The subject of IQ tests came up the other day while chatting with a friend – and promptly I found some people linking to The Original IQ Test. It had been many years since my last such test, so I tried it. Some questions were extremely simple, and others were culturally biased – you need to complete some popular sayings, a couple of which were unfamiliar to me.
Soon I was rewarded with the message:
Congratulations, Rainer!
Your IQ score is 133
This number is the result of a formula based on how many questions you answered correctly on Emode’s Ultimate IQ test. Your IQ score is scientifically accurate…
…We also compared your answers with others who have taken the test, and according to the sorts of questions you got correct, we can tell your Intellectual Type is a Facts Curator.

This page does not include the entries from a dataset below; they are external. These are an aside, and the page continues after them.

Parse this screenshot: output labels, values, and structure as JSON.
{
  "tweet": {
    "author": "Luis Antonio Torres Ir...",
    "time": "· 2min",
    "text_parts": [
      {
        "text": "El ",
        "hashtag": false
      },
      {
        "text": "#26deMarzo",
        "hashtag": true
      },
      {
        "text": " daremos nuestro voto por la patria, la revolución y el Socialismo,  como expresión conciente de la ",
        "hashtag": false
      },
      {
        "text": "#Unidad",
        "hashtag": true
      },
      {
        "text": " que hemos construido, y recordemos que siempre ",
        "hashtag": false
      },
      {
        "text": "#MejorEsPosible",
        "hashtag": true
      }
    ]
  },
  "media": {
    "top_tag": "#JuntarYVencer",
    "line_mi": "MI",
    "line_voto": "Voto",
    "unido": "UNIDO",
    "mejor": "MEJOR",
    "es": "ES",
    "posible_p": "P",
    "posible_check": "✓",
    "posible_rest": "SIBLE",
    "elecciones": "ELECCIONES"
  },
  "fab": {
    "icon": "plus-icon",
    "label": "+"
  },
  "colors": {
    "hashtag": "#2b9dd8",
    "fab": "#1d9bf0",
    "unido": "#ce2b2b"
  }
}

This means you are highly intelligent and have picked up an impressive and unique collection of facts and figures over the years. You’ve got a remarkable vocabulary and exceptional math skills – which puts you in the same class as brainiacs like Bill Gates. And that’s just some of what we know about you from your test results..

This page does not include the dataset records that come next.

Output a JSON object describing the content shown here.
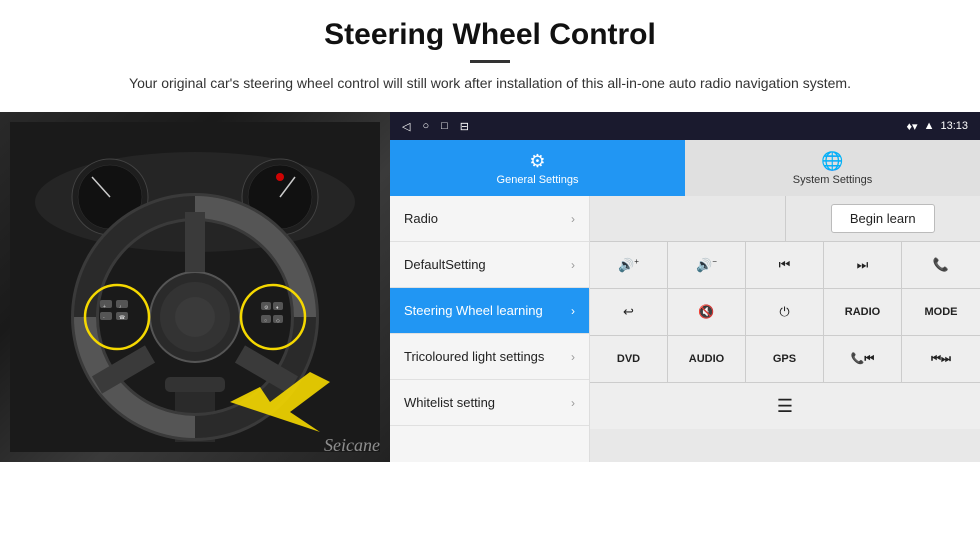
{
  "header": {
    "title": "Steering Wheel Control",
    "subtitle": "Your original car's steering wheel control will still work after installation of this all-in-one auto radio navigation system."
  },
  "statusbar": {
    "time": "13:13",
    "icons": [
      "◁",
      "○",
      "□",
      "⊟"
    ]
  },
  "tabs": [
    {
      "id": "general",
      "label": "General Settings",
      "icon": "⚙",
      "active": true
    },
    {
      "id": "system",
      "label": "System Settings",
      "icon": "🌐",
      "active": false
    }
  ],
  "menu": {
    "items": [
      {
        "label": "Radio",
        "active": false
      },
      {
        "label": "DefaultSetting",
        "active": false
      },
      {
        "label": "Steering Wheel learning",
        "active": true
      },
      {
        "label": "Tricoloured light settings",
        "active": false
      },
      {
        "label": "Whitelist setting",
        "active": false
      }
    ]
  },
  "content": {
    "begin_learn_label": "Begin learn",
    "icon_row1": [
      "🔊+",
      "🔊-",
      "⏮",
      "⏭",
      "📞"
    ],
    "icon_row2": [
      "↩",
      "🔇",
      "⏻",
      "RADIO",
      "MODE"
    ],
    "label_row": [
      "DVD",
      "AUDIO",
      "GPS",
      "📞⏮",
      "⏮⏭"
    ],
    "bottom_row": [
      "≡"
    ]
  },
  "watermark": "Seicane"
}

They asked for my e-mail address and several demographic data, and offered to e-mail me a 15-page report detailing my results. For $14.95; while I’d like to know which answers I’ve gotten wrong, this is way too much. I also declined an offer to get a newsletter containing horoscopes (!) and information about further tests such as Do You Have a Sixth Sense, What’s Your Superpower and Find Your Ideal Sexual Partner.
While the “133” figure matches about what I expected (an IQ test I took as a child came up 140, and I seem to recall that others I took later also fell into the 130-150 range), the overall tone is extremely phony – the insistence on “scientific”, the gratuitous invention of this “Fact Curator” name, the reference to “brainiac” Bill Gates (with an image, yet!), and the ubiquitous merchandising of other products make this a site not to be taken too seriously.